Sri Lanka: Displaced Tamils seek missing family

Of all the hardships in this sprawling displacement camp, people most bemoan not knowing what happened to relatives who disappeared in the chaos of the decisive battle that ended the prolonged war between the Sri Lankan military and Tamil Tiger rebels.

Scores of ethnic Tamils clustered on both sides of the barbed wire perimeter Tuesday seeking news of their families. Some said they return day after day without success. Many held wedding photographs or portraits of their loved ones, hoping someone would recognize them.

A military-sponsored tour for journalists to a small corner of the camp revealed scenes of heartbreak and misery among the 200,000 displaced crammed into the vast tent city hastily constructed on scrub land.

Tens of thousands more war-displaced people are scattered in smaller camps near Vavuniya, which used to be the army’s northern garrison on the edge of the territory ruled by the Liberation Tigers of Tamil Eelam. The United Nations says together the camps house nearly 300,000 internally displaced people in wretched conditions.

One woman said her 2-year-old son was shot in the head while they were fleeing the unrelenting shelling and gunfire from both sides. When she reached Sri Lankan lines, she gave the child to soldiers who promised to take him to the hospital.

She’s heard nothing of him since.

Veluppilla Selvaraj, 39, was given emergency leave from his job as a security guard in Saudi Arabia to try to find his mother and sister. "I was here yesterday and the day before and the day before. I am still searching," he said.

The Sri Lankan military has refused to release the internal refugees, saying they must be screened to weed out any Tamil rebels who may be hiding among them. Access for international aid agencies has been restricted for the same reason.

Many told reporters about relatives taken away for questioning who so far have not returned.

"They are calling most of the Tamils LTTE," said a man who identified himself as Seevalingam, a former worker at the hospital at Killinochchi, once the rebel capital. He feared the displaced masses would be held here a long time.

The United Nations has called Manik Farm the world’s largest displacement camp.

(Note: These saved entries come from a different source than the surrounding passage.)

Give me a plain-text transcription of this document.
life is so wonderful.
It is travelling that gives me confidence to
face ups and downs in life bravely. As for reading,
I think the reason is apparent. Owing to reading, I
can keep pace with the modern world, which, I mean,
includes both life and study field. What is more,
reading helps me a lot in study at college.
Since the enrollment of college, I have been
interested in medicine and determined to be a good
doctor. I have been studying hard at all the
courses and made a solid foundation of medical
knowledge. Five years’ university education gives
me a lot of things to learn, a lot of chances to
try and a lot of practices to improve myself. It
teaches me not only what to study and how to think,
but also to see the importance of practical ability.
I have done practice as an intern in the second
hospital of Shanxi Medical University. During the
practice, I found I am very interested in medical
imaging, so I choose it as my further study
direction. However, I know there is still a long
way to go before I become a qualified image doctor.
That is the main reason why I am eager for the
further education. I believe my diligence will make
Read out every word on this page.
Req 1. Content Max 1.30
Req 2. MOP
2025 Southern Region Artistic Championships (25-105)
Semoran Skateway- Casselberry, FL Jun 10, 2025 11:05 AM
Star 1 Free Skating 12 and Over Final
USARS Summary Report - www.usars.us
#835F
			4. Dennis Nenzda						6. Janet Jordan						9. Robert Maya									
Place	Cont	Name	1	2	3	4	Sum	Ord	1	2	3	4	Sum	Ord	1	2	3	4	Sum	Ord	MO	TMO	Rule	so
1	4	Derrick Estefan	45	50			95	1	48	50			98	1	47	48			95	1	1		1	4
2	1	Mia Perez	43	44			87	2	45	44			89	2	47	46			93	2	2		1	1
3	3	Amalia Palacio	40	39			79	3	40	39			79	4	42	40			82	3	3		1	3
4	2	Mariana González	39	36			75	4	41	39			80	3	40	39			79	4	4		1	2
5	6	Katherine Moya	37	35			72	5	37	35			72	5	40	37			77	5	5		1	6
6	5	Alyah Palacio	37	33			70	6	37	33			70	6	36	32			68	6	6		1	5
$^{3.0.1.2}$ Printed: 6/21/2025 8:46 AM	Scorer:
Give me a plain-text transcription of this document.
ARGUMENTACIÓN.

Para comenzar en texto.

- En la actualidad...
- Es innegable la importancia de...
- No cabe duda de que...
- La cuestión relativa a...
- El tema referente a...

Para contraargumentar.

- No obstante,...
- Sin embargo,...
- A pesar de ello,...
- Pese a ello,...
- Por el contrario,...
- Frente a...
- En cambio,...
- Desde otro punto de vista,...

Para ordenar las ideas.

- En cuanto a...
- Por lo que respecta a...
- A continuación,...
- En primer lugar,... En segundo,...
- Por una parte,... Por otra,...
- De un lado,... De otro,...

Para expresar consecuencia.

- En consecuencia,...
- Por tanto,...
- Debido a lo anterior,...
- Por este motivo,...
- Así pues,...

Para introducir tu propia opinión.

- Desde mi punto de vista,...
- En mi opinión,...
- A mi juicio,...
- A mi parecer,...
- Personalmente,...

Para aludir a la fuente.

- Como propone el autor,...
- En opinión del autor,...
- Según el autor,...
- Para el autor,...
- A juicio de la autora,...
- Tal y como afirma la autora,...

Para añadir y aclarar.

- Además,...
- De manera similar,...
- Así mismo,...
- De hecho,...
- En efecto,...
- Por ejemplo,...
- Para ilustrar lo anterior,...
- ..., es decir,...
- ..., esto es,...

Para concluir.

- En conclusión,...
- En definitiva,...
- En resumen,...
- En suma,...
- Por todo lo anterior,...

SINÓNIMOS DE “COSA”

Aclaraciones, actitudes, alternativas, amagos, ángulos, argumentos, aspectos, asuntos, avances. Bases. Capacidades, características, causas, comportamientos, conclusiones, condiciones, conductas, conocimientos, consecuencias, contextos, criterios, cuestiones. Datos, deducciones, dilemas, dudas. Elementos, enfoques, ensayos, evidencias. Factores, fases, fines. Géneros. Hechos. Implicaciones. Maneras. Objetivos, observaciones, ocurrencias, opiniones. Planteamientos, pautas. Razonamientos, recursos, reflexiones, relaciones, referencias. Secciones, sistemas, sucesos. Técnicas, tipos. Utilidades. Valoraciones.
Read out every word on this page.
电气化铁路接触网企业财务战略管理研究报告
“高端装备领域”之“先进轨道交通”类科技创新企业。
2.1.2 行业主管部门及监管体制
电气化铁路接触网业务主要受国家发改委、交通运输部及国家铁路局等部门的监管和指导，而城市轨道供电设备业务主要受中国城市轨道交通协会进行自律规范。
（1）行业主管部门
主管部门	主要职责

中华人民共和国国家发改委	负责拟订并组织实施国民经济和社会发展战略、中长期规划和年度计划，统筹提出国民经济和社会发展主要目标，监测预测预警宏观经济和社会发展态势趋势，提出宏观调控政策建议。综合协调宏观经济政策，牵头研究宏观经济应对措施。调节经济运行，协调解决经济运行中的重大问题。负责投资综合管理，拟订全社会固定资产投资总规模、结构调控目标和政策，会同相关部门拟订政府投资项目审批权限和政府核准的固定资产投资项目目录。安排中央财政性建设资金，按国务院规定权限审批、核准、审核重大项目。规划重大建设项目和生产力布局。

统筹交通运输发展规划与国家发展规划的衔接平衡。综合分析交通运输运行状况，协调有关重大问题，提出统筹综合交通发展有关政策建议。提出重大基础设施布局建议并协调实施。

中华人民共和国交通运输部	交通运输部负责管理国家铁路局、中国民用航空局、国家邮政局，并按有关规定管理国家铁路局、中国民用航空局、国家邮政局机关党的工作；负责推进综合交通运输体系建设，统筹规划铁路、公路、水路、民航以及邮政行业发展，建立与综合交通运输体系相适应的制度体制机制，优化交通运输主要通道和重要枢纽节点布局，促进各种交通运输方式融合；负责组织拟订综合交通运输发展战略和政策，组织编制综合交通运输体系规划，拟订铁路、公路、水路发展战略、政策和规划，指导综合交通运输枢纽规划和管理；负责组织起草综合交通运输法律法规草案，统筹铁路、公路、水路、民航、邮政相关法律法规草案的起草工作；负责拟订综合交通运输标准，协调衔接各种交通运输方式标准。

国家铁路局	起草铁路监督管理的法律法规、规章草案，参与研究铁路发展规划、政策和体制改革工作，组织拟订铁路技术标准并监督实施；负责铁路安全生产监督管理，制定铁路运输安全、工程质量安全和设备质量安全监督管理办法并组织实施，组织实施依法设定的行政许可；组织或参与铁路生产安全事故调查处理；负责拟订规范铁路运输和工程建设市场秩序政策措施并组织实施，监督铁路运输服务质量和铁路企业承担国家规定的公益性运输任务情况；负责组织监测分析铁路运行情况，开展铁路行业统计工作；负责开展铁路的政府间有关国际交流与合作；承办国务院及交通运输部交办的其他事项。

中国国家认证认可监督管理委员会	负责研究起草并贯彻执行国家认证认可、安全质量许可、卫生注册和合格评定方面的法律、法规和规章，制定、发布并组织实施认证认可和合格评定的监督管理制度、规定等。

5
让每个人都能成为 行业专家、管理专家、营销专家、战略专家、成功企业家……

U.N. Secretary-General Ban Ki-moon said after his own visit last week that he was saddened and moved by the experience.

Aid agencies have warned that a lack of sanitation and adequate medicine was allowing disease like hepatitis to spread.

Indeed, many of the inmates interviewed at Manik Farm said their children were suffering from diarrhea and other illnesses that stem from tainted water. One woman held up her baby who she said had diarrhea for three days. When she took him to the camp clinic the doctor said the child was fine and sent her away, she said.

Hundreds of mothers stood quietly in line waiting for soap, baby formula and aspirin. Others washed their toddlers in plastic basins. About two dozen men lined up with pails to draw water from a community well. They all emerged from between endless rows of white U.N. tents, each housing as many as 15 people.

On Monday, army commander Gen. Sarath Fonseka said concern remained high that the Tamil rebellion might try to re-form, and said he wanted a 50 percent boost in the military’s numbers even though the military victory over the LTTE was complete.

"There may be people abroad trying to promote a new leader and stage a comeback," Fonseka told the state-run Independent Television Network. "Our strength is 200,000 and it will become 300,000 soon. It will not be easy for them to build up a terror group as they did before."